Suç tarihinde korgeneral olan ve darbe girişiminin ardından Türk Silahlı Kuvvetlerinden (TSK) ihraç edilen Talu, Genelkurmay karargahında, usul olarak Genelkurmay Başkanı ve 2. Başkanı çıkmadan karargahı terk etmediklerini belirtti. Olay gecesi 20.30 sıralarında Genelkurmay Başkanı ve 2. Başkan karargahta olduğundan kendisinin de karargahta bulunduğunu ifade eden Talu, icra subayı Binbaşı Fatih Koç ve emir astsubayı Bayram Aydemir'in de o sırada görevde olduğunu söyledi.
Talu, şu beyanda bulundu:
"Makamımda, saat 20.30 sıralarında Genelkurmay Başkanlığı Adli Müşaviri Tuğgeneral Hayrettin Kaldırımcı ve Askeri Savcı Binbaşı Kurtuluş Kaya da vardı. Bu iki şahıs, Kara Havacılık Komutanlığında FETÖ'cü olduğu gerekçesiyle tutuklanacak Mustafa Dağlı albay ile Deniz isimli tabur komutanı binbaşı şahısların dosyalarıyla ilgili görüşme amacıyla gelmişlerdi. Saat 20.30 sıralarında Genelkurmay Başkanım beni makamına çağırdı. Mustafa Dağlı albay ve Deniz isimli binbaşının safahat kartlarını istedi.
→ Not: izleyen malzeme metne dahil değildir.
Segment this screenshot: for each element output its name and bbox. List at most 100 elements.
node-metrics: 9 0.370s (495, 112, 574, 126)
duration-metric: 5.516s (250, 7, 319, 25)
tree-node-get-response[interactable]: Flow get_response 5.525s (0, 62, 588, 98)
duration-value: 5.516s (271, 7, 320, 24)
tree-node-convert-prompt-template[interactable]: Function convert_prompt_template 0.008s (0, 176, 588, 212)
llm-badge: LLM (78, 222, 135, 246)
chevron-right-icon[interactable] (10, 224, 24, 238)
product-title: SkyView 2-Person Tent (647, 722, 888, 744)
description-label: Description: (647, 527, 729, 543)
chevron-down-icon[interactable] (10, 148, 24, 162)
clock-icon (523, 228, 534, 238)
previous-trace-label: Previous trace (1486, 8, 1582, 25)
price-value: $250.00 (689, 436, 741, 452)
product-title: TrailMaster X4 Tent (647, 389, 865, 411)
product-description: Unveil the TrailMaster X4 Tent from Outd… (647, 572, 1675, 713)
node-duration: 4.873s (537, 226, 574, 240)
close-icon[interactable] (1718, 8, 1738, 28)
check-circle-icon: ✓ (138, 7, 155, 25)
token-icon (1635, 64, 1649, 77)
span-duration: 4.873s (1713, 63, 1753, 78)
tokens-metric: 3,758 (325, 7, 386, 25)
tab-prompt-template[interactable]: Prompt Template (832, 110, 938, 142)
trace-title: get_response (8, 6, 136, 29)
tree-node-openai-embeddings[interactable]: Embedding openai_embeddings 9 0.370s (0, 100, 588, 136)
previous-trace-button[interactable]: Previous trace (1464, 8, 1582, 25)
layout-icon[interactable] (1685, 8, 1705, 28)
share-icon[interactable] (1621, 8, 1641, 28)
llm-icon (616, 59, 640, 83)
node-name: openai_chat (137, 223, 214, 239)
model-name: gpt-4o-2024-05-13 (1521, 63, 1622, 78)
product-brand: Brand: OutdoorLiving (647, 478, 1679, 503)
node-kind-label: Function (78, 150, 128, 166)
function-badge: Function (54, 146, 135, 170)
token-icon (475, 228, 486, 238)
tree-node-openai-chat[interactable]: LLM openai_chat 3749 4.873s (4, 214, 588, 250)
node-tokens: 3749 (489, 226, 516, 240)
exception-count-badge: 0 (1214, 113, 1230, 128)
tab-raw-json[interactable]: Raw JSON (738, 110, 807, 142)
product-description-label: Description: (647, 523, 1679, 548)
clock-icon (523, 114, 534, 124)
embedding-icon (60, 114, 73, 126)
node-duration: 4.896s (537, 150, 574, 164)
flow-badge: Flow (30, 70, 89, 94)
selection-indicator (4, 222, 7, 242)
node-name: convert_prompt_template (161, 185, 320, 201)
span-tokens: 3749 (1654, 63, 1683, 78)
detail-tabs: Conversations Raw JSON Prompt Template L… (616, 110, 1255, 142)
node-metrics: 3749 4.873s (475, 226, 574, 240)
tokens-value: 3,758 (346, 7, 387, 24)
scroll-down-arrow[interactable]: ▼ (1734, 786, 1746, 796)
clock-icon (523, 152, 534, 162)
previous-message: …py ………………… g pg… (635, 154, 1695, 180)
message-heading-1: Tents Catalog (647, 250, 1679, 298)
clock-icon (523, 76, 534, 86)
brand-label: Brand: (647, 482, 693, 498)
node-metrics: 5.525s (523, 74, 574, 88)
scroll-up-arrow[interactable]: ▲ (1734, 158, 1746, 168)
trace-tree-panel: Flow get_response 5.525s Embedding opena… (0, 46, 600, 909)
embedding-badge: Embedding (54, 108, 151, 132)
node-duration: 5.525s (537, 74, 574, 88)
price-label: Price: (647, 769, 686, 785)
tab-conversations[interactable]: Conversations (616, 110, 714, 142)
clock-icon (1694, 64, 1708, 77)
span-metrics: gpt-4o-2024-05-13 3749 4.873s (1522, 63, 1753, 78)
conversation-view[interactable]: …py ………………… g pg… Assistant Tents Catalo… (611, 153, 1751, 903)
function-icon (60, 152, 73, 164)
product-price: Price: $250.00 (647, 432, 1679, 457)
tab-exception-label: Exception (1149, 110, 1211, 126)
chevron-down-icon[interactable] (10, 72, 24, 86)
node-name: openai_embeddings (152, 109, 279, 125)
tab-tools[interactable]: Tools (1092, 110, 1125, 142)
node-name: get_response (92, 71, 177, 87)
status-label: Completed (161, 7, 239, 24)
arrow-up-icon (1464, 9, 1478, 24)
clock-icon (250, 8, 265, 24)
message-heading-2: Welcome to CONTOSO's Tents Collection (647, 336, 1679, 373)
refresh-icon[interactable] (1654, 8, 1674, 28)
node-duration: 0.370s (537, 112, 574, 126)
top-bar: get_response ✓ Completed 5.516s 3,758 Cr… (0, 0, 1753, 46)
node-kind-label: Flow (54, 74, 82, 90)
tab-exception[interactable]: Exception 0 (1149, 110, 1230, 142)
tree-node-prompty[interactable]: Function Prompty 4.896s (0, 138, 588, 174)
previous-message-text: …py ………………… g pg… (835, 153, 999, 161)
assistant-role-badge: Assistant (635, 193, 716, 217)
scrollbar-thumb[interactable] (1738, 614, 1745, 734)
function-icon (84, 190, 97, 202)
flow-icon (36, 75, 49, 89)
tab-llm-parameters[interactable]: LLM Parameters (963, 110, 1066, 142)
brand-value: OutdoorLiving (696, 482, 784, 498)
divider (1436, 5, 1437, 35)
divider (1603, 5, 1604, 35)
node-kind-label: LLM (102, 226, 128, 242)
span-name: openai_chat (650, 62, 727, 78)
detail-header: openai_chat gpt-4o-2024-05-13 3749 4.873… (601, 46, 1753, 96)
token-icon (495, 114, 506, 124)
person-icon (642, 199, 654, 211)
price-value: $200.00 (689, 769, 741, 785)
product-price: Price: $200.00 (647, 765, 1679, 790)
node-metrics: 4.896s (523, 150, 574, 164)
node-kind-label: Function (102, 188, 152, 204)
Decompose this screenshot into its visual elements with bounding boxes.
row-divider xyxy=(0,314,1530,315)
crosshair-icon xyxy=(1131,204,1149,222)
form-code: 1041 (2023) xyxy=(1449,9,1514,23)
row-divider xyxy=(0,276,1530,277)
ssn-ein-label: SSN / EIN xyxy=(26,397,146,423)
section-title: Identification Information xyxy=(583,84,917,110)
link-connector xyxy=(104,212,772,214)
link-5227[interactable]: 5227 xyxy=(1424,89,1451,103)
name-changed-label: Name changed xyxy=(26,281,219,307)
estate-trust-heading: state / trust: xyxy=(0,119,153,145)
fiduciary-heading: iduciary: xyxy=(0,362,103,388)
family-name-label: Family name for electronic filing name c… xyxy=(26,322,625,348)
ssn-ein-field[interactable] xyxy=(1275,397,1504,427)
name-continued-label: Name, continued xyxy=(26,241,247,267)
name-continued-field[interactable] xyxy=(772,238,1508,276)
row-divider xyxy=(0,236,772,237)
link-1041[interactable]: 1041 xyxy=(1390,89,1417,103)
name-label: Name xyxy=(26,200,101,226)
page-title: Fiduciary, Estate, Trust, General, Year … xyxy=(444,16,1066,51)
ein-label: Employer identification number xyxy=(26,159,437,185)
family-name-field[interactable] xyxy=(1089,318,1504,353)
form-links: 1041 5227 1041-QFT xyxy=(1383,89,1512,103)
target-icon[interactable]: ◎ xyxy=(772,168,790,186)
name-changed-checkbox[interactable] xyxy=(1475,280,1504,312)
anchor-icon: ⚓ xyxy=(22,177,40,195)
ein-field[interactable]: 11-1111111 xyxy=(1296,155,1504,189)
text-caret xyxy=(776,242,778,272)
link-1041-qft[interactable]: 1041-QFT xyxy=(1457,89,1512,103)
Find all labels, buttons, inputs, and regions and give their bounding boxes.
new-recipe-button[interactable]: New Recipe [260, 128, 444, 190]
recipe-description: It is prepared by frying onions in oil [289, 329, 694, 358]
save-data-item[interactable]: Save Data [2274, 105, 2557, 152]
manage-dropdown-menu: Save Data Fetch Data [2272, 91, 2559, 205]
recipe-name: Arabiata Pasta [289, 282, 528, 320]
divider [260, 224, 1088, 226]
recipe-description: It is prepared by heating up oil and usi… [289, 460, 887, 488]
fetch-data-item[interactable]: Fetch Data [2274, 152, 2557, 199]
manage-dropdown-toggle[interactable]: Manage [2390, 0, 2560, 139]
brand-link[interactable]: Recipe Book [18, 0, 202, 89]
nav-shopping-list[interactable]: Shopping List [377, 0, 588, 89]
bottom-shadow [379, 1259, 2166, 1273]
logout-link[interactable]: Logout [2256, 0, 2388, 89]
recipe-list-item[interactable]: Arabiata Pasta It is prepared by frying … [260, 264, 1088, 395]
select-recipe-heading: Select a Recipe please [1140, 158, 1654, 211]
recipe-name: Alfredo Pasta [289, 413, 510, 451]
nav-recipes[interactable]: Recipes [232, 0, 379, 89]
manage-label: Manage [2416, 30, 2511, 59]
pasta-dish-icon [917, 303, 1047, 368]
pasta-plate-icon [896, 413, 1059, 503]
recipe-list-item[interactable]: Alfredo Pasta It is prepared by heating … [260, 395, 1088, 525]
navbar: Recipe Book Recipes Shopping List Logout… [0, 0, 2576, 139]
Ben makama, üst kata çıktığımda MİT Müsteşarı Hakan Fidan da vardı. Komutana bilgileri verdim, genel listeyi kendisine gösterdim. Fidan, Genelkurmay Başkanı'na, 'Evet, bunlar bizim bildiğimiz isimler.' dedi. Ben komutanın makamında yaklaşık 5 dakika kaldım.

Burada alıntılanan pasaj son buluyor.